By exiting the Broker Protocol, wirehouses could make it more difficult for advisors to make career changes by attempting to legally enforce non-solicitation agreements.

But while that might discourage some brokers from leaving, it will not necessarily end all advisor moves, industry insiders say, noting that brokers made career changes before the protocol was created in 2004.

It's unclear if other firms will exit the accord. Merrill Lynch and Wells Fargo have previously declined to comment.

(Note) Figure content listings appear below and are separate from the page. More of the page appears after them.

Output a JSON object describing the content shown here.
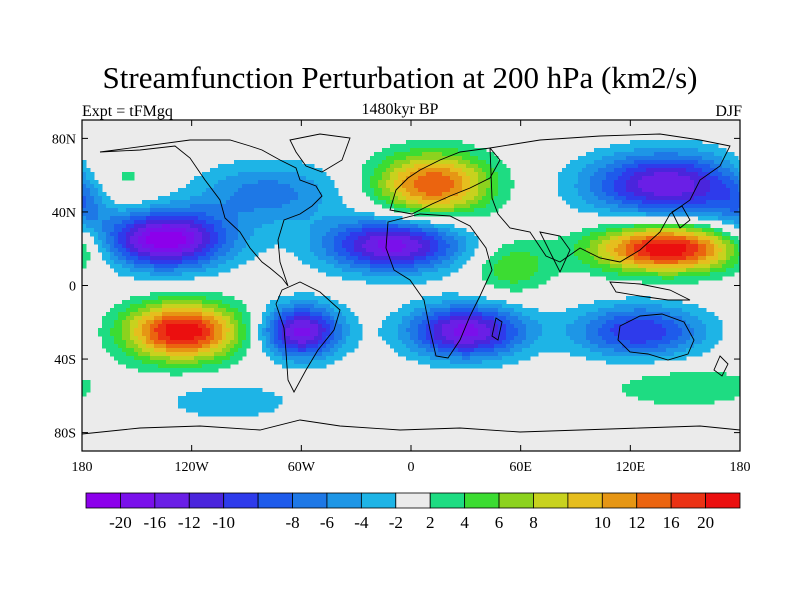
{
  "title": "Streamfunction Perturbation at 200 hPa (km2/s)",
  "subtitle_left": "Expt = tFMgq",
  "subtitle_center": "1480kyr BP",
  "subtitle_right": "DJF",
  "map": {
    "lon_range": [
      -180,
      180
    ],
    "lat_range": [
      -90,
      90
    ],
    "x_ticks": [
      {
        "lon": -180,
        "label": "180"
      },
      {
        "lon": -120,
        "label": "120W"
      },
      {
        "lon": -60,
        "label": "60W"
      },
      {
        "lon": 0,
        "label": "0"
      },
      {
        "lon": 60,
        "label": "60E"
      },
      {
        "lon": 120,
        "label": "120E"
      },
      {
        "lon": 180,
        "label": "180"
      }
    ],
    "y_ticks": [
      {
        "lat": 80,
        "label": "80N"
      },
      {
        "lat": 40,
        "label": "40N"
      },
      {
        "lat": 0,
        "label": "0"
      },
      {
        "lat": -40,
        "label": "40S"
      },
      {
        "lat": -80,
        "label": "80S"
      }
    ],
    "features": [
      {
        "lon": -135,
        "lat": 25,
        "amp": -20,
        "slon": 24,
        "slat": 11
      },
      {
        "lon": -125,
        "lat": -25,
        "amp": 20,
        "slon": 22,
        "slat": 11
      },
      {
        "lon": -78,
        "lat": 50,
        "amp": -7,
        "slon": 28,
        "slat": 12
      },
      {
        "lon": -60,
        "lat": -25,
        "amp": -17,
        "slon": 15,
        "slat": 10
      },
      {
        "lon": -10,
        "lat": 22,
        "amp": -17,
        "slon": 26,
        "slat": 10
      },
      {
        "lon": 12,
        "lat": 55,
        "amp": 16,
        "slon": 22,
        "slat": 12
      },
      {
        "lon": 30,
        "lat": -25,
        "amp": -17,
        "slon": 22,
        "slat": 10
      },
      {
        "lon": 140,
        "lat": 55,
        "amp": -16,
        "slon": 30,
        "slat": 12
      },
      {
        "lon": 140,
        "lat": 20,
        "amp": 20,
        "slon": 28,
        "slat": 9
      },
      {
        "lon": 125,
        "lat": -25,
        "amp": -12,
        "slon": 25,
        "slat": 10
      },
      {
        "lon": -165,
        "lat": 55,
        "amp": 5,
        "slon": 18,
        "slat": 12
      },
      {
        "lon": -180,
        "lat": 45,
        "amp": -6,
        "slon": 12,
        "slat": 10
      },
      {
        "lon": 150,
        "lat": -55,
        "amp": 4,
        "slon": 30,
        "slat": 8
      },
      {
        "lon": 55,
        "lat": 10,
        "amp": 6,
        "slon": 15,
        "slat": 10
      },
      {
        "lon": -100,
        "lat": -63,
        "amp": -4,
        "slon": 25,
        "slat": 7
      }
    ],
    "contour_levels": [
      -20,
      -18,
      -16,
      -14,
      -12,
      -10,
      -8,
      -6,
      -4,
      -2,
      2,
      4,
      6,
      8,
      10,
      12,
      14,
      16,
      18,
      20
    ]
  },
  "colorbar": {
    "colors": [
      "#8C00EB",
      "#7A10EB",
      "#6A1FE6",
      "#4A25DC",
      "#2E3BEB",
      "#1E5BEB",
      "#1E78E6",
      "#1E96E6",
      "#1EB4E6",
      "#ebebeb",
      "#1EDC82",
      "#3CDC32",
      "#8CD21E",
      "#C8D21E",
      "#E6BE1E",
      "#E69614",
      "#EB640F",
      "#EB3214",
      "#EB0F0F"
    ],
    "labels": [
      "-20",
      "-16",
      "-12",
      "-10",
      "-8",
      "-6",
      "-4",
      "-2",
      "2",
      "4",
      "6",
      "8",
      "10",
      "12",
      "16",
      "20"
    ]
  }
}
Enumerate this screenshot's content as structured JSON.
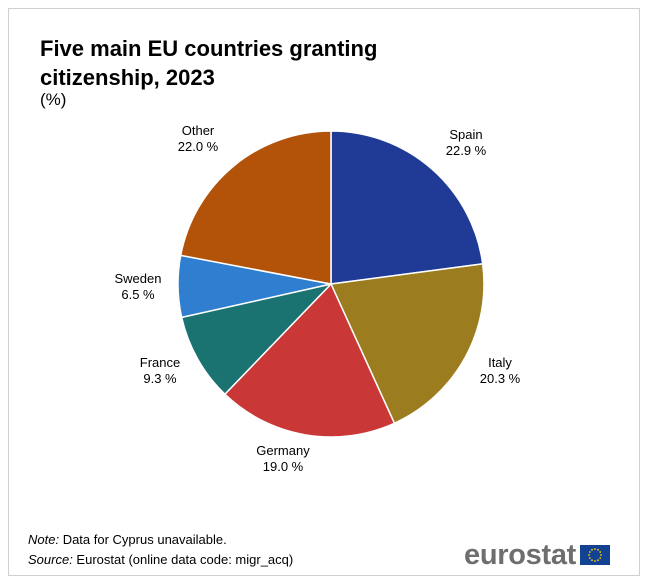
{
  "title": "Five main EU countries granting citizenship, 2023",
  "subtitle": "(%)",
  "notes": {
    "note_label": "Note:",
    "note_text": " Data for Cyprus unavailable.",
    "source_label": "Source:",
    "source_text": " Eurostat (online data code: migr_acq)"
  },
  "logo": {
    "text": "eurostat",
    "flag_color": "#134293",
    "star_color": "#f5d100"
  },
  "chart_data": {
    "type": "pie",
    "title": "Five main EU countries granting citizenship, 2023",
    "unit": "(%)",
    "slices": [
      {
        "label": "Spain",
        "value": 22.9,
        "display": "22.9 %",
        "color": "#1f3b95"
      },
      {
        "label": "Italy",
        "value": 20.3,
        "display": "20.3 %",
        "color": "#9b7d1f"
      },
      {
        "label": "Germany",
        "value": 19.0,
        "display": "19.0 %",
        "color": "#c93837"
      },
      {
        "label": "France",
        "value": 9.3,
        "display": "9.3 %",
        "color": "#1a7271"
      },
      {
        "label": "Sweden",
        "value": 6.5,
        "display": "6.5 %",
        "color": "#2f7ecf"
      },
      {
        "label": "Other",
        "value": 22.0,
        "display": "22.0 %",
        "color": "#b3530a"
      }
    ]
  }
}
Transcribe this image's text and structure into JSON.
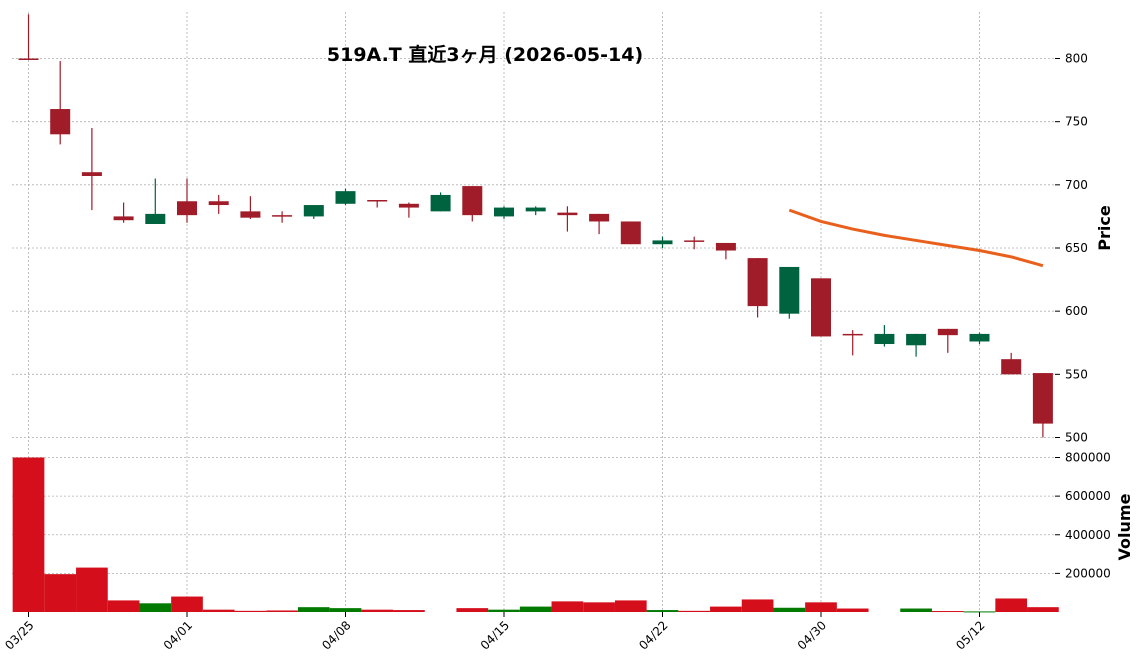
{
  "title": "519A.T 直近3ヶ月 (2026-05-14)",
  "chart_data": {
    "type": "candlestick",
    "title": "519A.T 直近3ヶ月 (2026-05-14)",
    "price_label": "Price",
    "volume_label": "Volume",
    "price_ylim": [
      500,
      838
    ],
    "price_ticks": [
      500,
      550,
      600,
      650,
      700,
      750,
      800
    ],
    "volume_ylim": [
      0,
      890000
    ],
    "volume_ticks": [
      200000,
      400000,
      600000,
      800000
    ],
    "volume_tick_labels": [
      "200000",
      "400000",
      "600000",
      "800000"
    ],
    "x_tick_labels": [
      "03/25",
      "04/01",
      "04/08",
      "04/15",
      "04/22",
      "04/30",
      "05/12"
    ],
    "x_tick_index": [
      0,
      5,
      10,
      15,
      20,
      25,
      30
    ],
    "colors": {
      "up_candle": "#006340",
      "down_candle": "#a01c28",
      "up_volume": "#007a00",
      "down_volume": "#d40f1b",
      "ma_line": "#e8601c"
    },
    "candles": [
      {
        "open": 800,
        "high": 835,
        "low": 800,
        "close": 800,
        "volume": 800000,
        "dir": "down"
      },
      {
        "open": 760,
        "high": 798,
        "low": 732,
        "close": 740,
        "volume": 196000,
        "dir": "down"
      },
      {
        "open": 710,
        "high": 745,
        "low": 680,
        "close": 707,
        "volume": 230000,
        "dir": "down"
      },
      {
        "open": 675,
        "high": 686,
        "low": 670,
        "close": 672,
        "volume": 60000,
        "dir": "down"
      },
      {
        "open": 669,
        "high": 705,
        "low": 669,
        "close": 677,
        "volume": 45000,
        "dir": "up"
      },
      {
        "open": 687,
        "high": 705,
        "low": 670,
        "close": 676,
        "volume": 80000,
        "dir": "down"
      },
      {
        "open": 687,
        "high": 692,
        "low": 677,
        "close": 684,
        "volume": 12000,
        "dir": "down"
      },
      {
        "open": 679,
        "high": 691,
        "low": 673,
        "close": 674,
        "volume": 6000,
        "dir": "down"
      },
      {
        "open": 676,
        "high": 679,
        "low": 670,
        "close": 675,
        "volume": 8000,
        "dir": "down"
      },
      {
        "open": 675,
        "high": 684,
        "low": 673,
        "close": 684,
        "volume": 25000,
        "dir": "up"
      },
      {
        "open": 685,
        "high": 697,
        "low": 684,
        "close": 695,
        "volume": 20000,
        "dir": "up"
      },
      {
        "open": 688,
        "high": 688,
        "low": 682,
        "close": 687,
        "volume": 12000,
        "dir": "down"
      },
      {
        "open": 685,
        "high": 686,
        "low": 674,
        "close": 682,
        "volume": 10000,
        "dir": "down"
      },
      {
        "open": 679,
        "high": 694,
        "low": 679,
        "close": 692,
        "volume": null,
        "dir": "up"
      },
      {
        "open": 699,
        "high": 699,
        "low": 671,
        "close": 676,
        "volume": 20000,
        "dir": "down"
      },
      {
        "open": 675,
        "high": 683,
        "low": 673,
        "close": 682,
        "volume": 12000,
        "dir": "up"
      },
      {
        "open": 679,
        "high": 683,
        "low": 676,
        "close": 682,
        "volume": 28000,
        "dir": "up"
      },
      {
        "open": 678,
        "high": 683,
        "low": 663,
        "close": 676,
        "volume": 55000,
        "dir": "down"
      },
      {
        "open": 677,
        "high": 677,
        "low": 661,
        "close": 671,
        "volume": 50000,
        "dir": "down"
      },
      {
        "open": 671,
        "high": 671,
        "low": 653,
        "close": 653,
        "volume": 60000,
        "dir": "down"
      },
      {
        "open": 653,
        "high": 659,
        "low": 650,
        "close": 656,
        "volume": 10000,
        "dir": "up"
      },
      {
        "open": 656,
        "high": 659,
        "low": 649,
        "close": 655,
        "volume": 6000,
        "dir": "down"
      },
      {
        "open": 654,
        "high": 654,
        "low": 641,
        "close": 648,
        "volume": 28000,
        "dir": "down"
      },
      {
        "open": 642,
        "high": 642,
        "low": 595,
        "close": 604,
        "volume": 65000,
        "dir": "down"
      },
      {
        "open": 598,
        "high": 635,
        "low": 594,
        "close": 635,
        "volume": 22000,
        "dir": "up"
      },
      {
        "open": 626,
        "high": 626,
        "low": 580,
        "close": 580,
        "volume": 50000,
        "dir": "down"
      },
      {
        "open": 582,
        "high": 585,
        "low": 565,
        "close": 582,
        "volume": 18000,
        "dir": "down"
      },
      {
        "open": 574,
        "high": 589,
        "low": 572,
        "close": 582,
        "volume": null,
        "dir": "up"
      },
      {
        "open": 573,
        "high": 582,
        "low": 564,
        "close": 582,
        "volume": 18000,
        "dir": "up"
      },
      {
        "open": 586,
        "high": 586,
        "low": 567,
        "close": 581,
        "volume": 5000,
        "dir": "down"
      },
      {
        "open": 576,
        "high": 583,
        "low": 574,
        "close": 582,
        "volume": 3000,
        "dir": "up"
      },
      {
        "open": 562,
        "high": 567,
        "low": 550,
        "close": 550,
        "volume": 70000,
        "dir": "down"
      },
      {
        "open": 551,
        "high": 551,
        "low": 500,
        "close": 511,
        "volume": 25000,
        "dir": "down"
      }
    ],
    "ma": [
      {
        "index": 24,
        "value": 680
      },
      {
        "index": 25,
        "value": 671
      },
      {
        "index": 26,
        "value": 665
      },
      {
        "index": 27,
        "value": 660
      },
      {
        "index": 28,
        "value": 656
      },
      {
        "index": 29,
        "value": 652
      },
      {
        "index": 30,
        "value": 648
      },
      {
        "index": 31,
        "value": 643
      },
      {
        "index": 32,
        "value": 636
      }
    ],
    "grid": true
  }
}
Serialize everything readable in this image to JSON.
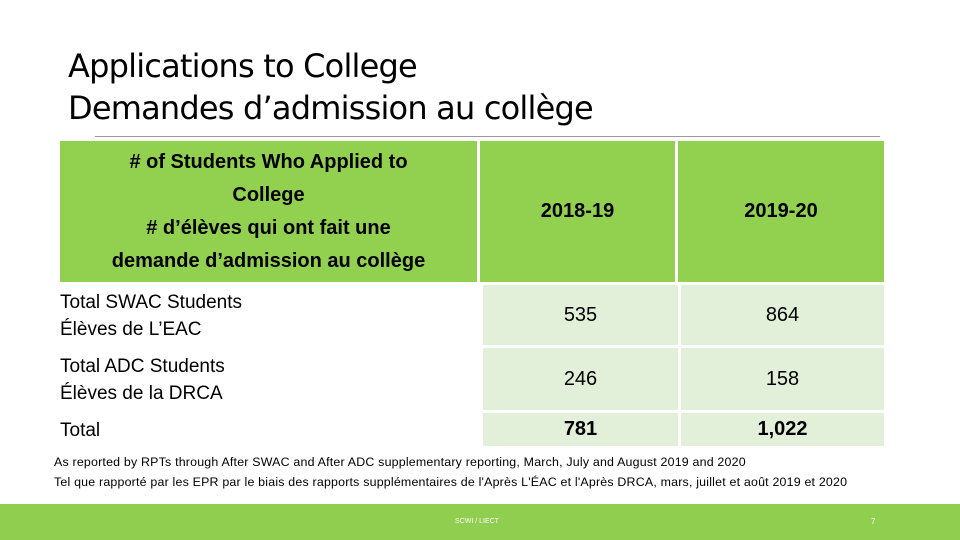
{
  "slide": {
    "title_line1": "Applications to College",
    "title_line2": "Demandes d’admission au collège"
  },
  "table": {
    "header": {
      "label_en_a": "# of Students Who Applied to",
      "label_en_b": "College",
      "label_fr_a": "# d’élèves qui ont fait une",
      "label_fr_b": "demande d’admission au collège",
      "col1": "2018-19",
      "col2": "2019-20"
    },
    "rows": [
      {
        "label_en": "Total SWAC Students",
        "label_fr": "Élèves de L’EAC",
        "v1": "535",
        "v2": "864"
      },
      {
        "label_en": "Total ADC Students",
        "label_fr": "Élèves de la DRCA",
        "v1": "246",
        "v2": "158"
      },
      {
        "label_en": "Total",
        "label_fr": "",
        "v1": "781",
        "v2": "1,022"
      }
    ]
  },
  "note": {
    "line1": "As reported by RPTs through After SWAC and After ADC supplementary reporting, March, July and August 2019 and 2020",
    "line2": "Tel que rapporté par les EPR par le biais des rapports supplémentaires de l'Après L'ÉAC et  l'Après DRCA, mars, juillet et août 2019 et 2020"
  },
  "footer": {
    "org": "SCWI / LIECT",
    "page": "7"
  },
  "colors": {
    "header_green": "#92d050",
    "cell_light_green": "#e2efd9",
    "footer_green": "#8fce4f"
  }
}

Raymond James, which has more than 7,000 advisors, has defended the industry agreement.

Steward Partners CEO Jim Gold says his firm is bracing itself for whatever comes.

"I think what will really be important is that advisors be very well prepped by the firm they are joining so they know what's allowed, not allowed and how they can avoid becoming the victim of a [temporary restraining order]," Gold says.

"At Steward Partners, we are moving quickly. We've had calls with protocol attorneys. We'll be rolling out for 2018 our non-protocol transition playbook," he adds.